« C'est vrai que je suis jolie, mais je ne peux pas montrer mon visage en pleurs à n'importe qui. C'est quelque chose de précieux, non ? »
La princesse sourit des yeux, comme si mes mots lui plaisaient. Puis elle rejeta légèrement ses cheveux en arrière, ce qui, franchement, avait vachement de la gueule. C'est une impression différente de celle de Ziontin.

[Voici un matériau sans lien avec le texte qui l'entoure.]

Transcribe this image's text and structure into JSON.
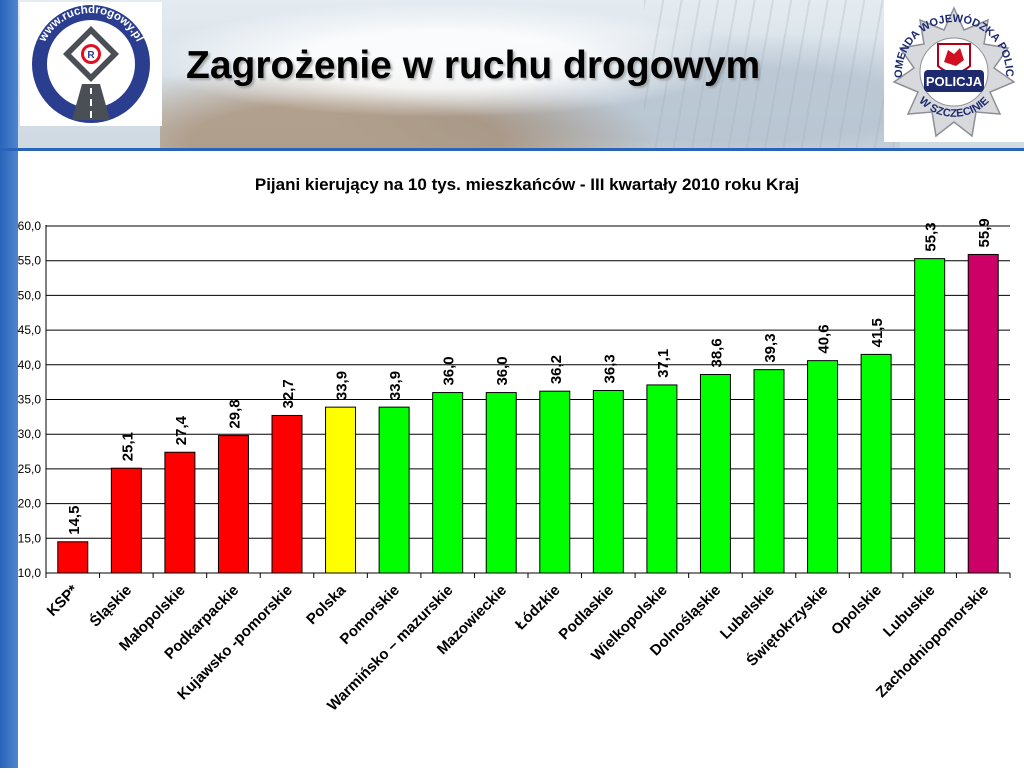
{
  "slide": {
    "title": "Zagrożenie w ruchu drogowym",
    "logo_left_text": "www.ruchdrogowy.pl",
    "logo_left_mark": "R",
    "logo_right_ring": "KOMENDA WOJEWÓDZKA POLICJI",
    "logo_right_bottom": "W SZCZECINIE",
    "logo_right_badge": "POLICJA"
  },
  "colors": {
    "red": "#ff0000",
    "yellow": "#ffff00",
    "green": "#00ff00",
    "magenta": "#cc0066",
    "accent_blue": "#2a64b8"
  },
  "chart_data": {
    "type": "bar",
    "title": "Pijani kierujący na 10 tys. mieszkańców  - III kwartały 2010 roku Kraj",
    "xlabel": "",
    "ylabel": "",
    "ylim": [
      10,
      60
    ],
    "yticks": [
      "10,0",
      "15,0",
      "20,0",
      "25,0",
      "30,0",
      "35,0",
      "40,0",
      "45,0",
      "50,0",
      "55,0",
      "60,0"
    ],
    "grid": true,
    "legend": "none",
    "categories": [
      "KSP*",
      "Śląskie",
      "Małopolskie",
      "Podkarpackie",
      "Kujawsko -pomorskie",
      "Polska",
      "Pomorskie",
      "Warmińsko – mazurskie",
      "Mazowieckie",
      "Łódzkie",
      "Podlaskie",
      "Wielkopolskie",
      "Dolnośląskie",
      "Lubelskie",
      "Świętokrzyskie",
      "Opolskie",
      "Lubuskie",
      "Zachodniopomorskie"
    ],
    "values": [
      14.5,
      25.1,
      27.4,
      29.8,
      32.7,
      33.9,
      33.9,
      36.0,
      36.0,
      36.2,
      36.3,
      37.1,
      38.6,
      39.3,
      40.6,
      41.5,
      55.3,
      55.9
    ],
    "value_labels": [
      "14,5",
      "25,1",
      "27,4",
      "29,8",
      "32,7",
      "33,9",
      "33,9",
      "36,0",
      "36,0",
      "36,2",
      "36,3",
      "37,1",
      "38,6",
      "39,3",
      "40,6",
      "41,5",
      "55,3",
      "55,9"
    ],
    "bar_colors": [
      "#ff0000",
      "#ff0000",
      "#ff0000",
      "#ff0000",
      "#ff0000",
      "#ffff00",
      "#00ff00",
      "#00ff00",
      "#00ff00",
      "#00ff00",
      "#00ff00",
      "#00ff00",
      "#00ff00",
      "#00ff00",
      "#00ff00",
      "#00ff00",
      "#00ff00",
      "#cc0066"
    ]
  }
}
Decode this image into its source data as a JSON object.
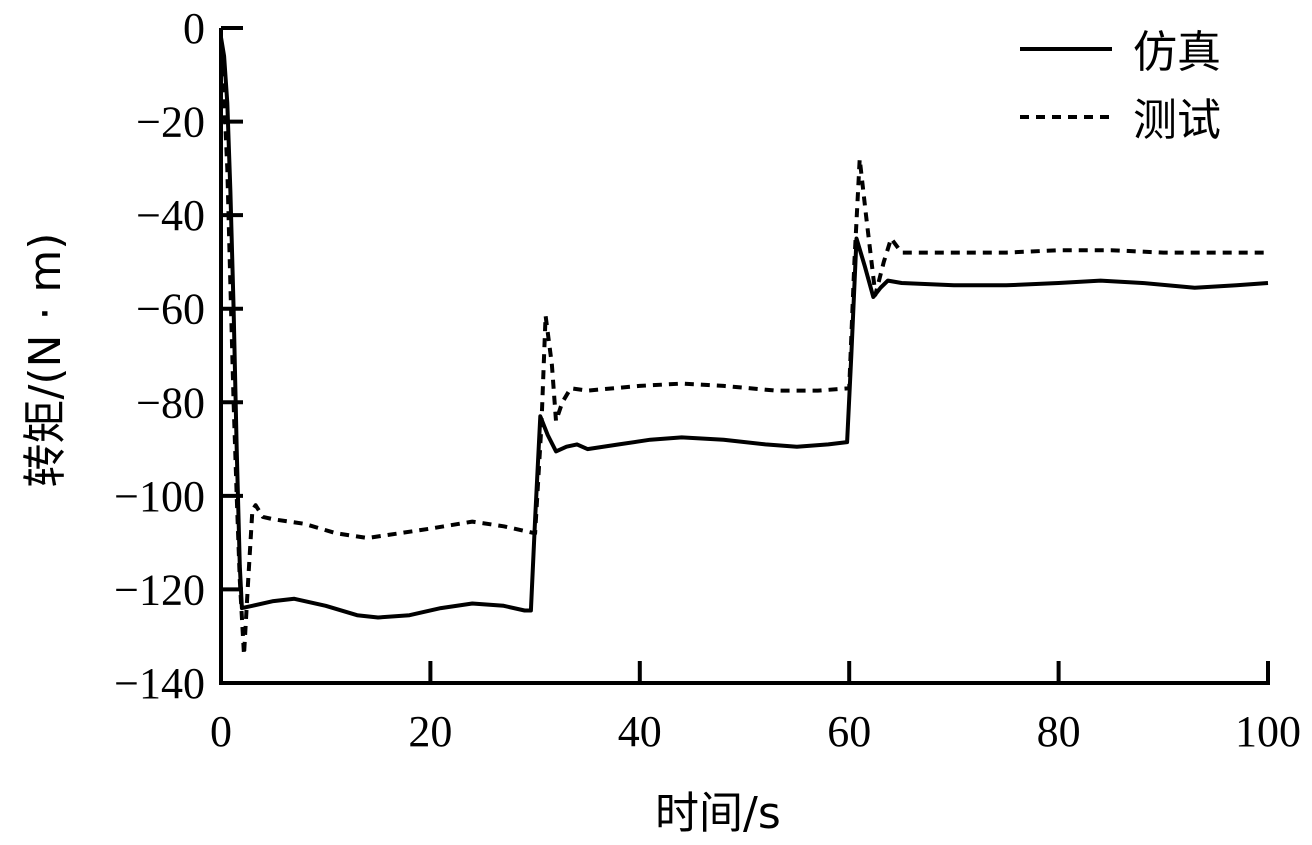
{
  "chart_data": {
    "type": "line",
    "title": "",
    "xlabel": "时间/s",
    "ylabel": "转矩/(N · m)",
    "xlim": [
      0,
      100
    ],
    "ylim": [
      -140,
      0
    ],
    "xticks": [
      0,
      20,
      40,
      60,
      80,
      100
    ],
    "yticks": [
      0,
      -20,
      -40,
      -60,
      -80,
      -100,
      -120,
      -140
    ],
    "xtick_labels": [
      "0",
      "20",
      "40",
      "60",
      "80",
      "100"
    ],
    "ytick_labels": [
      "0",
      "−20",
      "−40",
      "−60",
      "−80",
      "−100",
      "−120",
      "−140"
    ],
    "grid": false,
    "legend_position": "upper right",
    "series": [
      {
        "name": "仿真",
        "style": "solid",
        "color": "#000000",
        "x": [
          0.0,
          0.3,
          0.6,
          0.9,
          1.2,
          1.5,
          1.8,
          2.0,
          3.0,
          5.0,
          7.0,
          10.0,
          13.0,
          15.0,
          18.0,
          21.0,
          24.0,
          27.0,
          29.0,
          29.6,
          30.0,
          30.5,
          31.2,
          32.0,
          33.0,
          34.0,
          35.0,
          38.0,
          41.0,
          44.0,
          48.0,
          52.0,
          55.0,
          58.0,
          59.8,
          60.2,
          60.7,
          61.5,
          62.3,
          63.0,
          63.7,
          65.0,
          70.0,
          75.0,
          80.0,
          84.0,
          88.0,
          93.0,
          97.0,
          100.0
        ],
        "y": [
          -2,
          -6,
          -16,
          -35,
          -60,
          -90,
          -115,
          -124,
          -123.5,
          -122.5,
          -122,
          -123.5,
          -125.5,
          -126,
          -125.5,
          -124,
          -123,
          -123.5,
          -124.5,
          -124.5,
          -105,
          -83,
          -87,
          -90.5,
          -89.5,
          -89,
          -90,
          -89,
          -88,
          -87.5,
          -88,
          -89,
          -89.5,
          -89,
          -88.5,
          -70,
          -45,
          -51,
          -57.5,
          -55.5,
          -54,
          -54.5,
          -55,
          -55,
          -54.5,
          -54,
          -54.5,
          -55.5,
          -55,
          -54.5
        ]
      },
      {
        "name": "测试",
        "style": "dashed",
        "color": "#000000",
        "x": [
          0.0,
          0.3,
          0.6,
          0.9,
          1.2,
          1.5,
          1.8,
          2.2,
          2.6,
          3.0,
          3.3,
          4.0,
          5.0,
          8.0,
          11.0,
          14.0,
          17.0,
          20.0,
          24.0,
          27.0,
          30.0,
          30.6,
          31.0,
          31.6,
          32.0,
          32.6,
          33.4,
          35.0,
          40.0,
          44.0,
          48.0,
          53.0,
          57.0,
          60.0,
          60.5,
          61.0,
          61.6,
          62.5,
          63.3,
          64.0,
          65.0,
          70.0,
          75.0,
          80.0,
          85.0,
          90.0,
          95.0,
          100.0
        ],
        "y": [
          -5,
          -15,
          -30,
          -55,
          -80,
          -100,
          -118,
          -134,
          -118,
          -103,
          -102,
          -104.5,
          -105,
          -106,
          -108,
          -109,
          -108,
          -107,
          -105.5,
          -106.5,
          -108,
          -85,
          -61.5,
          -72,
          -84,
          -80,
          -77,
          -77.5,
          -76.5,
          -76,
          -76.5,
          -77.5,
          -77.5,
          -77,
          -50,
          -28,
          -40,
          -57,
          -50,
          -45,
          -48,
          -48,
          -48,
          -47.5,
          -47.5,
          -48,
          -48,
          -48
        ]
      }
    ]
  },
  "axes": {
    "xlabel": "时间/s",
    "ylabel": "转矩/(N · m)"
  },
  "legend": {
    "items": [
      {
        "label": "仿真",
        "style": "solid"
      },
      {
        "label": "测试",
        "style": "dashed"
      }
    ]
  }
}
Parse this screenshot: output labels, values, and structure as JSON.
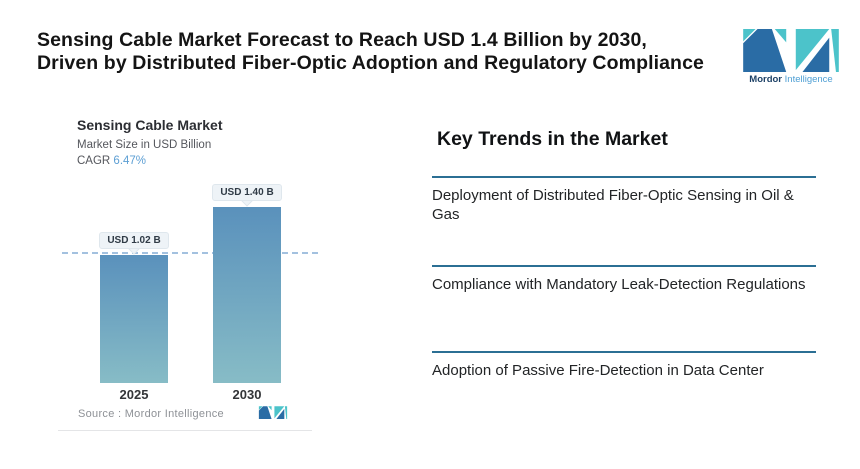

Des poignets fins et de longs doigts. La forme des oreilles, exposées un instant, était elle aussi réussie, et le fait que cette tenue neutre lui aille si bien ajoutait à son charme, créant une atmosphère légèrement sèche, loin du clinquant.
Je saisis le thé que la princesse me versa.
« Merci, Altesse. »
« Non, c'est moi qui vous remercie. »
« Je vous en prie. »
Ah, ce thé est vraiment booon !
Je fis rouler l'Earl Grey parfumé dans ma bouche et savourai le goût de la réussite de ma mission.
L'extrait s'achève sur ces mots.